The United States should lead efforts to create a "Marshall Plan" to solve the refugee crises in the Middle East and North Africa, U2 frontman and activist Bono told lawmakers Tuesday.
Bono made his appeal at a Senate subcommittee hearing on terrorism and foreign assistance, telling his audience that the aid is vital in order to "head off the rise of violent extremism" in the region.
He argued that the refugee crisis is not only a humanitarian disaster but also generates political instability that poses security threats to the US.
"In the spirit of the Marshall Plan, America once again has the chance to advance global security through global generosity, and turn this moment of great jeopardy into a time of opportunity," said Bono, founder of the ONE campaign to fight extreme poverty.

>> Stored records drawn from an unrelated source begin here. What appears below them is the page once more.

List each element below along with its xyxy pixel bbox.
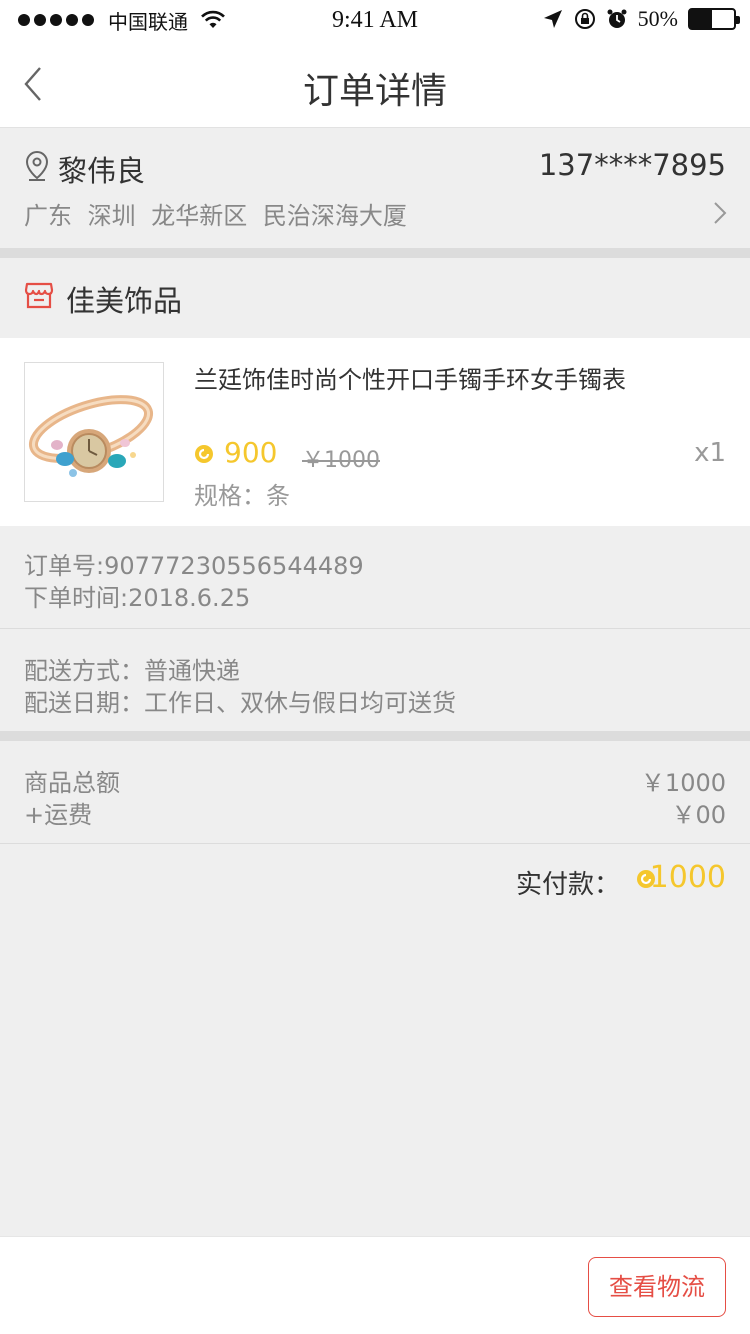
- address-detail: 广东 深圳 龙华新区 民治深海大厦: [24, 202, 407, 230]
- lock-rotation-icon: [574, 9, 595, 29]
- product-image[interactable]: [24, 362, 164, 502]
- delivery-date: 配送日期：工作日、双休与假日均可送货: [24, 689, 456, 717]
- goods-total-label: 商品总额: [24, 769, 120, 797]
- section-divider: [0, 248, 750, 258]
- carrier-name: 中国联通: [108, 9, 188, 34]
- battery-level: [690, 10, 712, 28]
- bracelet-watch-image: [28, 395, 154, 477]
- coin-icon: [195, 445, 213, 463]
- product-price: 900: [224, 436, 278, 469]
- shipping-fee-value: ￥00: [671, 801, 726, 829]
- view-logistics-button[interactable]: 查看物流: [588, 1257, 726, 1317]
- location-pin-icon: [25, 150, 49, 181]
- store-icon: [24, 282, 54, 309]
- order-number: 订单号:90777230556544489: [24, 552, 364, 580]
- shop-name: 佳美饰品: [66, 284, 183, 318]
- amount-paid-label: 实付款：: [515, 870, 620, 900]
- divider: [0, 843, 750, 844]
- product-spec: 规格：条: [194, 482, 290, 510]
- product-title: 兰廷饰佳时尚个性开口手镯手环女手镯表: [194, 366, 626, 394]
- location-arrow-icon: [543, 10, 562, 28]
- amount-paid-value: 1000: [649, 860, 726, 895]
- battery-percentage: 50%: [637, 6, 678, 31]
- order-time: 下单时间:2018.6.25: [24, 584, 251, 612]
- section-divider: [0, 731, 750, 741]
- order-info: 订单号:90777230556544489 下单时间:2018.6.25: [0, 526, 750, 628]
- chevron-right-icon[interactable]: [712, 200, 728, 226]
- bottom-action-bar: 查看物流: [0, 1236, 750, 1334]
- battery-icon: [688, 8, 740, 30]
- delivery-method: 配送方式：普通快递: [24, 657, 240, 685]
- delivery-info: 配送方式：普通快递 配送日期：工作日、双休与假日均可送货: [0, 629, 750, 731]
- product-item[interactable]: 兰廷饰佳时尚个性开口手镯手环女手镯表 900 ￥1000 x1 规格：条: [0, 338, 750, 526]
- status-bar: 中国联通 9:41 AM 50%: [0, 0, 750, 40]
- shop-header[interactable]: 佳美饰品: [0, 258, 750, 338]
- page-title: 订单详情: [302, 71, 447, 112]
- shipping-address[interactable]: 黎伟良 137****7895 广东 深圳 龙华新区 民治深海大厦: [0, 128, 750, 248]
- order-totals: 商品总额 ￥1000 +运费 ￥00: [0, 741, 750, 843]
- recipient-phone: 137****7895: [538, 148, 726, 182]
- goods-total-value: ￥1000: [640, 769, 726, 797]
- shipping-fee-label: +运费: [24, 801, 93, 829]
- product-quantity: x1: [694, 438, 726, 468]
- recipient-name: 黎伟良: [58, 154, 146, 188]
- navigation-bar: 订单详情: [0, 40, 750, 128]
- alarm-icon: [607, 9, 627, 28]
- signal-strength-icon: [18, 14, 94, 26]
- product-original-price: ￥1000: [302, 448, 380, 473]
- wifi-icon: [201, 10, 225, 28]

The US Marshall Plan, implemented after World War II, saw Washington spend more than 12 billion dollars to support Western Europe's post-war reconstruction.

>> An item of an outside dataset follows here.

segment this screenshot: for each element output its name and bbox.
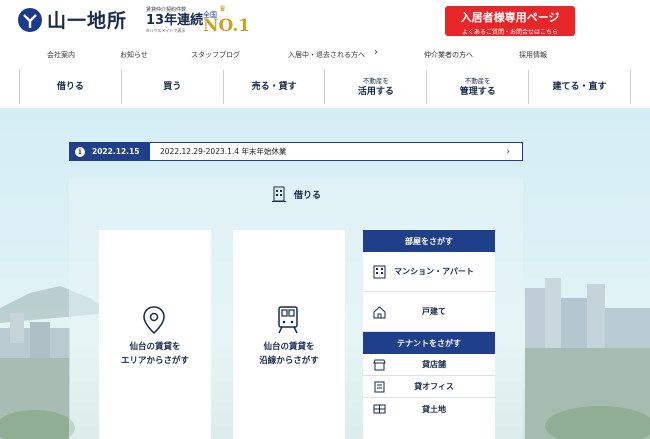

Washington is leading a military coalition against Daesh terrorists in Iraq and Syria, but has come under criticism for not doing enough to resettle more refugees in the country.
Bono said ending the five-year conflict in Syria was essential to solving the refugee crisis.
But he emphasized that the turmoil had affected places farther afield - such as Washington's strategic ally, Europe, where countries have enacted border checks and sealed their frontiers to migrants.
"In 1989, the wall that divided Europe came down. In 2016, barbed wire fences that divide Europe are going up. The integration of Europe the very idea of a Europe "whole and free" is now under threat."
More than 1 million migrants reached Europe last year. Most of them came via Turkey to Greece, undertaking deadly sea journeys as they fled war or sought new economic opportunities.